Question

How do you solve $2a + 9 = 4a - 19$?

Answer 1

Hint: Here we are given a simple equation and asked to solve for the variable `$a$’. We need to rearrange or alter the given equation. Firstly, we have to separate the variables from the constant terms (numbers) by transferring it to the other side. We need to make sure that terms containing $a$ as variables must be on one side of the equation and the constant terms must be on the other side. Then we solve the given problem by using the basic mathematical operations and transferring methods for solving the equation.

Complete step-by-step solution:
Here we have given the equation $2a + 9 = 4a - 19$ ……(1)
Now we reorder the terms on L.H.S. we get,
$ \Rightarrow 9 + 2a = 4a – 19$
Now we reorder the terms on R.H.S. we get,
$ \Rightarrow 9 + 2a = - 19 + 4a$
Now we solve the equation $9 + 2a = - 19 + 4a$ ……(2)
Solving for the variable ‘$a$’.
Here first we have to transfer all the terms containing $a$ to the R.H.S. of the equation.
When transferring any variable or number to the other side, the sign of the same will be changed to its opposite sign.
So transferring the terms containing $a$ to the other side, we get,
$ \Rightarrow 9 = - 19 + 4a - 2a$
Combine the like terms, $4a - 2a = 2a$
$\therefore $ We get, $9 = - 19 + 2a$
Now transfer the constant terms to the L.H.S. of the equation, so we obtain,
$ \Rightarrow 9 + 19 = 2a$
$ \Rightarrow 28 = 2a$
Now transferring the number 2 to the L.H.S. we get,
$\dfrac{{28}}{2} = a$
$ \Rightarrow a = 14$.
Here we are dividing by 2 on the L.H.S. because in the R.H.S. 2 was multiplied to the variable $a$ and so in order to find $a$ we need to divide the L.H.S. by 2.
Hence we get $a = 14$.
Now to verify whether the obtained value of $a$ satisfies the given equation $2a + 9 = 4a - 19$, we substitute $a = 14$ in the equation and we must obtain L.H.S. is equal to R.H.S.
Substituting $a = 14$ in $2a + 9 = 4a - 19$ we get,
$ \Rightarrow 2(14) + 9 = 4(14) - 19$
$ \Rightarrow 28 + 9 = 56 - 19$
$ \Rightarrow 37 = 37$
Hence L.H.S. is equal to R.H.S.
Therefore, the required value of $a$ is, $a = 14$.

Note: If the question is given in the form of MCQ , we can directly apply the values of $a$ mentioned.
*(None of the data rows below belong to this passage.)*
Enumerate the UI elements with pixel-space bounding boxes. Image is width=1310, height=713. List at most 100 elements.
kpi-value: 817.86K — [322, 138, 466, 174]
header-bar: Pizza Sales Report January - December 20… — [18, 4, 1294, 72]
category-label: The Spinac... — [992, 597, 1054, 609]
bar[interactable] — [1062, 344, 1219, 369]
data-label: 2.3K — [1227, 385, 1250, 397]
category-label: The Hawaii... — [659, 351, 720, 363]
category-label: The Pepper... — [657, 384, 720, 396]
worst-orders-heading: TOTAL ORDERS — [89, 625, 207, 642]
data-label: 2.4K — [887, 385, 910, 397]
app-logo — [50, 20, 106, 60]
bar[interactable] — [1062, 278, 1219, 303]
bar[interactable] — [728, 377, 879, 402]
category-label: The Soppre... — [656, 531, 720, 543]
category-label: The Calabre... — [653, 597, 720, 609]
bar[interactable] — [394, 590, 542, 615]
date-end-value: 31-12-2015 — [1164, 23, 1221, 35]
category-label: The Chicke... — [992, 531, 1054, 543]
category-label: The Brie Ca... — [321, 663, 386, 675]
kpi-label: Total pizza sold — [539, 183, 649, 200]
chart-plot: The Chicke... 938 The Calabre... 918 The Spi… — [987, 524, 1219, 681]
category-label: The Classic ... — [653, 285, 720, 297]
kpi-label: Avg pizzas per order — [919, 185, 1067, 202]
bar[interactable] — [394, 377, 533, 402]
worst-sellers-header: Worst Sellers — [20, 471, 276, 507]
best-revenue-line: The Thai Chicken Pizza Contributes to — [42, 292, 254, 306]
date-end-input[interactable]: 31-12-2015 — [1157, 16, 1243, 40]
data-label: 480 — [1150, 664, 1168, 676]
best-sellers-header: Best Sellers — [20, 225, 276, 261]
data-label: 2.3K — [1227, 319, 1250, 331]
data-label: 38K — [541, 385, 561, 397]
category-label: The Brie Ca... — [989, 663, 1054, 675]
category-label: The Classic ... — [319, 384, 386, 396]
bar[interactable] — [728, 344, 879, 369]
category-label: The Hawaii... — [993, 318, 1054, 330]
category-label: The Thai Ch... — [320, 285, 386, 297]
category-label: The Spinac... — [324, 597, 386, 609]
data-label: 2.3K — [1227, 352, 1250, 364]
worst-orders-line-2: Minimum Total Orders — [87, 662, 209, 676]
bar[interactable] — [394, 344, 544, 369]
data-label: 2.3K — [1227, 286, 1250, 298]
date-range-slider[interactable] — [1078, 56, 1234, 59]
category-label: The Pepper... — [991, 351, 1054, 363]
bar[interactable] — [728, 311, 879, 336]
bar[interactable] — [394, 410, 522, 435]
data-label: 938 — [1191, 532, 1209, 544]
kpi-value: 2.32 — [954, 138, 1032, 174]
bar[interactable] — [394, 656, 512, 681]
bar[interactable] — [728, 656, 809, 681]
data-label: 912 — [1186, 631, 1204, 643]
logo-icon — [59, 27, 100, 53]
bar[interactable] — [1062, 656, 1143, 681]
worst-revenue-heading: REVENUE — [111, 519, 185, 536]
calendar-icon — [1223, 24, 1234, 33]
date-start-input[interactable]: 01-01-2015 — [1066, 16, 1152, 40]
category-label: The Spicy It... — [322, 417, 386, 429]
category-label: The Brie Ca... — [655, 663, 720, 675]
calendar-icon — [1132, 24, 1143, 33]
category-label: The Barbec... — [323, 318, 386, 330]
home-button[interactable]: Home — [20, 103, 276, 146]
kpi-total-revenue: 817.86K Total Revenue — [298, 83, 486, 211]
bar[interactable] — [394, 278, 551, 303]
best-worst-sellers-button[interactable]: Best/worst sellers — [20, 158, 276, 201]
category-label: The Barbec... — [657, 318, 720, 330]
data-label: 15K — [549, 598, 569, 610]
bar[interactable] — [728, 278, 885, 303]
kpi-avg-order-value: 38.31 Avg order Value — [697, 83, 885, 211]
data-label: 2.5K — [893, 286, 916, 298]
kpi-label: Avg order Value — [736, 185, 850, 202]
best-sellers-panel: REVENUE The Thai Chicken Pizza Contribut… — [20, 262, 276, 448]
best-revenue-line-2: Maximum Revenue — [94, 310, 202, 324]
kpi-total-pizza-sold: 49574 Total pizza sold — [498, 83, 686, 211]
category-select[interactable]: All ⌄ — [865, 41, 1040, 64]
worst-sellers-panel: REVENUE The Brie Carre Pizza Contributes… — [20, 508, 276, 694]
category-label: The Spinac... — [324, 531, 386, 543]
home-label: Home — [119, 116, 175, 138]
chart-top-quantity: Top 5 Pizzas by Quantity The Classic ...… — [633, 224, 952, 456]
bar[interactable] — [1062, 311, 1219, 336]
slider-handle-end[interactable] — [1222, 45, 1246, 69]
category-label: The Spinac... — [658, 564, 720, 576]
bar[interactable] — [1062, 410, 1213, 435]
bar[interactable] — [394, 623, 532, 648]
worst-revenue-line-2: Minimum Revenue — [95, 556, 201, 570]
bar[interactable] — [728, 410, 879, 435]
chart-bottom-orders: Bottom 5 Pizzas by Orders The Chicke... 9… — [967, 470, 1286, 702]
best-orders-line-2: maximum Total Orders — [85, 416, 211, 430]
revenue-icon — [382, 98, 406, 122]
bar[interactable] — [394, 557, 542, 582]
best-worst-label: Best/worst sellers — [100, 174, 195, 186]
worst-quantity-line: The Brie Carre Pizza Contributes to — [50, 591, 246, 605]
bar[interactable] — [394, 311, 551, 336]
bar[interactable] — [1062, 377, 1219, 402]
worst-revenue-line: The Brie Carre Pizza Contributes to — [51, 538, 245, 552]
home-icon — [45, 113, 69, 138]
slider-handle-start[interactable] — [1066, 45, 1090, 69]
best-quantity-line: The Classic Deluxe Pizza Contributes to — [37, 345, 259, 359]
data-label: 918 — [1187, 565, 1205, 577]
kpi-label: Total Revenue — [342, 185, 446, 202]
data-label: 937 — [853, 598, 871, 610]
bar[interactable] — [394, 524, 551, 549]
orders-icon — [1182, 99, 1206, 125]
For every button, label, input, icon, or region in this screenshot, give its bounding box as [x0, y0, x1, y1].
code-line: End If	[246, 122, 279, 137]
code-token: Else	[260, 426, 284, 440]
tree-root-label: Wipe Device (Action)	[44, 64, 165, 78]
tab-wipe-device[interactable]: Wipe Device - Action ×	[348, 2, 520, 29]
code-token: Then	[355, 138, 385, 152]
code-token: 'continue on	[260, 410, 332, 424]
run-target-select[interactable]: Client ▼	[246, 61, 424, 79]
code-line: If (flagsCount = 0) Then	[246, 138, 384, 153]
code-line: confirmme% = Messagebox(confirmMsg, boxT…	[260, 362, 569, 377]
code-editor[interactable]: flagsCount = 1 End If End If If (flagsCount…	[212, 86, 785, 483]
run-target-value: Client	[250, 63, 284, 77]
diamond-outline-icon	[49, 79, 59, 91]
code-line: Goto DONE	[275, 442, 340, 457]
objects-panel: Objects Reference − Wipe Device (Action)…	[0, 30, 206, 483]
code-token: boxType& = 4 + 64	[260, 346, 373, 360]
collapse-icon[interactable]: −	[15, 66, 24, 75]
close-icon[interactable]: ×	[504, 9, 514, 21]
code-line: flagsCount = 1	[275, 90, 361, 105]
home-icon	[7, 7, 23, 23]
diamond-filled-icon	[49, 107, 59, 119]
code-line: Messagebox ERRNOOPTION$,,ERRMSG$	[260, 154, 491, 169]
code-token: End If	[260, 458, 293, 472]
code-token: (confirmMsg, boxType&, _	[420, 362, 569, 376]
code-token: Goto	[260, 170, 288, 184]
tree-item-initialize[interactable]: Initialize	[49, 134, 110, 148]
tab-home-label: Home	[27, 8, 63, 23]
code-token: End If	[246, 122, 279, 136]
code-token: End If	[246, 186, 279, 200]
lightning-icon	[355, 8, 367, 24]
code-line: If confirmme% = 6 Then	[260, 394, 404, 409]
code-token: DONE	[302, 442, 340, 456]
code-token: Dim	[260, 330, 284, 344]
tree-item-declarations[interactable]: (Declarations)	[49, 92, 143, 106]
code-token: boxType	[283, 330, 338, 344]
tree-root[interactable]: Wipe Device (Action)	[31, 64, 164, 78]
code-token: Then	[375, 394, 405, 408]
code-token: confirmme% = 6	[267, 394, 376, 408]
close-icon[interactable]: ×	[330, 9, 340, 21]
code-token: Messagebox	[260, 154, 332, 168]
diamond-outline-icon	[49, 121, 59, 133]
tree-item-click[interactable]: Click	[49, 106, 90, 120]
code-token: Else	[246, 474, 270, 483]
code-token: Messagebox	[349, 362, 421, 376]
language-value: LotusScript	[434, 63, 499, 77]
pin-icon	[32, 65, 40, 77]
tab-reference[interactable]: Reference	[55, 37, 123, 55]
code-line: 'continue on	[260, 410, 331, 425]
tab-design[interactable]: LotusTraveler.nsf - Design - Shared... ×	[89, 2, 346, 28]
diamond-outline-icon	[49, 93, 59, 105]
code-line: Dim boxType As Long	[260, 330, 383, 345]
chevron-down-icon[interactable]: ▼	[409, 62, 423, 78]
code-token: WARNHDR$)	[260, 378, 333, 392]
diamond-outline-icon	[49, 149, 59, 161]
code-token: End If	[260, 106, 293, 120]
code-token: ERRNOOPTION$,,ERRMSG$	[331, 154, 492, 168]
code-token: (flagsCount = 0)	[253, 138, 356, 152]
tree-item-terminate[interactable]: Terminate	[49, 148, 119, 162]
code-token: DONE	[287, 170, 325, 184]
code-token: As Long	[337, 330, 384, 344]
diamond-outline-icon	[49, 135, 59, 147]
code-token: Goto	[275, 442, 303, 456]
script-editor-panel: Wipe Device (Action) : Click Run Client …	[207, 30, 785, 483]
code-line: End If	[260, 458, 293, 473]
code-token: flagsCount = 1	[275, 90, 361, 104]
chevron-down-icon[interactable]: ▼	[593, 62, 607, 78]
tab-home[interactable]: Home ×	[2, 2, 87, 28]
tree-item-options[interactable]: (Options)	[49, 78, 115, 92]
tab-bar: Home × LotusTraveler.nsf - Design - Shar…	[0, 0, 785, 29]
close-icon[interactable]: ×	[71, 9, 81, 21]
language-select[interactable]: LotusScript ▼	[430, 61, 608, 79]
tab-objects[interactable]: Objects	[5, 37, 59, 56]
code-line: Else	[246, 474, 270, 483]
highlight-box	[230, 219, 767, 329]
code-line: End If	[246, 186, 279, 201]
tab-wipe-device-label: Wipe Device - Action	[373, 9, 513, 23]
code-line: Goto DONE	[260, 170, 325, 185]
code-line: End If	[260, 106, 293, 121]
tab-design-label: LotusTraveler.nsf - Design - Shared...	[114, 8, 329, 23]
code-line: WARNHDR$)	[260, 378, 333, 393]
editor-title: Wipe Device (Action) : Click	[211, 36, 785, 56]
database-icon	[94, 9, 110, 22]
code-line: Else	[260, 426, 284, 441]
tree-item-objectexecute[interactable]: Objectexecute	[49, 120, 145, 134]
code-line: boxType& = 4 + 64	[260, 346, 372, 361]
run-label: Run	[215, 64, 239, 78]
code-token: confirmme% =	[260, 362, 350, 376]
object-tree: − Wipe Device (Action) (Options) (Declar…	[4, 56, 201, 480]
If the equation satisfies the value of $a$, then it is the required solution for the given problem.
We need to be careful while taking the terms to the other side. When transferring any variable or number to the other side, the sign of the same will be changed to its opposite sign.
It is important to know the following basic facts.
An equation remains unchanged or undisturbed if it satisfies the following conditions.
(1) If L.H.S. and R.H.S. are interchanged.
(2) If the same number is added on both sides of the equation.
(3) If the same number is subtracted on both sides of the equation.
(4) When both L.H.S. and R.H.S. are multiplied by the same number.
(5) When both L.H.S. and R.H.S. are divided by the same number.